University essay from KTH/Skolan för elektroteknik och datavetenskap (EECS)

Author: Josef Haddad; Carl Piehl; [2019]

Keywords: ;

Abstract: Artificial neural networks (ANN) have been successfully applied to a wide range of problems. However, most of the ANN-based models do not attempt to model the brain in detail, but there are still some models that do. An example of a biologically constrained ANN is Hierarchical Temporal Memory (HTM). This study applies HTM and Long Short-Term Memory (LSTM) to anomaly detection problems in time series in order to compare their performance for this task. The shape of the anomalies are restricted to point anomalies and the time series are univariate.

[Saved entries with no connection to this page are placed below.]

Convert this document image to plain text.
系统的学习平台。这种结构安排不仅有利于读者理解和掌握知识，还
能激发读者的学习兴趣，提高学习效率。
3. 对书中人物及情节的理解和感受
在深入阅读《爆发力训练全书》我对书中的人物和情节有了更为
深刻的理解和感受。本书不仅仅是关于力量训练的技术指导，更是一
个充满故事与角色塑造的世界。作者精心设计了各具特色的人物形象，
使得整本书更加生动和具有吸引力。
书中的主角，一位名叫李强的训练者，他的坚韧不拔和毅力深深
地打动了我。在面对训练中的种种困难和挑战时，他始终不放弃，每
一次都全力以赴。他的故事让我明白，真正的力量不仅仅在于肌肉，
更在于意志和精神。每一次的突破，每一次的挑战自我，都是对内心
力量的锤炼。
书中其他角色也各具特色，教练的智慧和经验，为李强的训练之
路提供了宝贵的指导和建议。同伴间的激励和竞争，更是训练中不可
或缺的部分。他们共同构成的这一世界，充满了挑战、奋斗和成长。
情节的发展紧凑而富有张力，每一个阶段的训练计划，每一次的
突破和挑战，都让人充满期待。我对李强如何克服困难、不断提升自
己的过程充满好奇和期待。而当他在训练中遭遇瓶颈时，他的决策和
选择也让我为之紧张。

Pre-existing implementations that utilise these networks for unsupervised anomaly detection in time series are used in this study. We primarily use our own synthetic data sets in order to discover the networks’ robustness to noise and how they compare to each other regarding different characteristics in the time series. Our results shows that both networks can handle noisy time series and the difference in performance regarding noise robustness is not significant for the time series used in the study. LSTM outperforms HTM in detecting point anomalies on our synthetic time series with sine curve trend but a conclusion about the overall best performing network among these two remains inconclusive.